In all prior forms so far devised it has not yet proved possible to achieve the very great load-carrying capability and the high stability desired for stationary floating structures intended, for example, to support a platform for carrying out drilling for petroleum under the seabed, and for producing and servicing a large cluster of oil and gas wells. Still greater load capacity would be required if the body could also accomodate process plants. The need to supplant semi-submersible platforms which have been relied on for supporting equipment is evident in the number of disastrous failures resulting from sea states.
A floating platform-carrying body in the open sea will be exposed to long-period, high-amplitude ocean waves and wave groups of periods 12 to 22 seconds or longer. Wave heights of such longer-period waves when at their partially breaking states may range from about 19 meters to 33 meters or more as measured from trough to crest. It will be obvious that when tethered cylindric bodies having bluff sidewalls of large area are impinged by gravity waves the relative motions of the surrounding volume of seawater will exert forces on the body. These forces arise from the flow velocities and comprise drag and inertial forces, the inertial force considerably exceeding in magnitude the drag force. A virtual mass of seawater around the obstacle is involved in the relative motion such mass being defined as that volume of fluid which experiences acceleration because of the presence of the obstacle. The virtual mass increases with the degree of wave reflection by the obstacle, and hence is a function of the form and surface porosity thereof.
The response of the obstacle to the forces will be translational accelerations, causing it to be moved through the surrounding fluid. Such motion in turn brings about a retarding drag and an opposing thrust due to inertial reaction by the invaded water mass. The relationship between the resultant force and the acceleration may be represented, for example for horizontal motion of the obstacle, simply as F=M.a, where the mass M is the tensor sum of a virtual inertial mass and the mass of the obstacle itself.
A body having unperforated bluff walls, loosely tethered, will sustain periodic motion, tracing large closed loops as it experiences motions pertaining to a system having three degrees of freedom, namely heave (vertical displacement), surge (horizontal sliding motion), and rolling or pitching (rotation about a horizontal axis). Floating support structures known in the prior art having shallow or moderate drafts, and diameters under 100 meters, even though provided with perforated shell walls and a partially perforated bottom, will have poor stability to large waves. If such support structure is enlarged for load-carrying capabilities adequate for well drilling, for example in sizes up 200 meters diameter, their responses to the longer-period waves would render drilling work dangerous.

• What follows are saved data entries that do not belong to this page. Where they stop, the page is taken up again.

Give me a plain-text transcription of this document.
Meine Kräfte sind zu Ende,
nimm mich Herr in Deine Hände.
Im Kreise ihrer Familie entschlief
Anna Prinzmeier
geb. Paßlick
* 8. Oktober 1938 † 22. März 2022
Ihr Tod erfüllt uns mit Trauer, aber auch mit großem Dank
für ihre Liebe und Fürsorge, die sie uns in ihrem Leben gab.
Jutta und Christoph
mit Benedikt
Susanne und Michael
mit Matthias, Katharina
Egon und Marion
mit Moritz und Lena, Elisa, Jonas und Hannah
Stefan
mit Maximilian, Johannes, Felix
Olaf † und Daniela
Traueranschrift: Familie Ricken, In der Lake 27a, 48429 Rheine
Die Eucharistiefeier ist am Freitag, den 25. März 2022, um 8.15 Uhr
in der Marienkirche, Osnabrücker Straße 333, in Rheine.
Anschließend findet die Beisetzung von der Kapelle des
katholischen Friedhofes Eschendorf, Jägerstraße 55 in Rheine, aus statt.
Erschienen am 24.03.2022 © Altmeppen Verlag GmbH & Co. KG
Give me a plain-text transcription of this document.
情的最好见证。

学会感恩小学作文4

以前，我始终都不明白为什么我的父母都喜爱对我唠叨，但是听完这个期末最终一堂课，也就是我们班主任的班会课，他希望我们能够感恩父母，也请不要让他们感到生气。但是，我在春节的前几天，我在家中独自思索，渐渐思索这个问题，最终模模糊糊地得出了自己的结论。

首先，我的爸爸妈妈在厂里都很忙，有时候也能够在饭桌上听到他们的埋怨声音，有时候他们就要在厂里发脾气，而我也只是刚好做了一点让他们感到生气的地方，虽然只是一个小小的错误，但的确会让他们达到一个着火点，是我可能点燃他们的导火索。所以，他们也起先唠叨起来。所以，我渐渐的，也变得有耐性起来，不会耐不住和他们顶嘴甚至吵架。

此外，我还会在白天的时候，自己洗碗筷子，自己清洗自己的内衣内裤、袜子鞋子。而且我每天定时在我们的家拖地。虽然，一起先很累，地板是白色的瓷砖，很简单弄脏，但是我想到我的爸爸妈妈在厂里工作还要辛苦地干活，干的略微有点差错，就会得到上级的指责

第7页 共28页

Ideally, the platform from which deep sea drilling work is carried out should have a vertical displacement under wave conditions averaging about 15 meters wave height, of well under 4 meters, and pitching rotations below .+-.4.degree..
The problem of achieving reduced heave response cannot be separated in a tethered floating body from the problems of suppressing surging, rolling and pitching motions, particularly in view of the need to minimize wave reflection so that horizontal drag and inertial forces do not impose excessive loads on the anchoring system.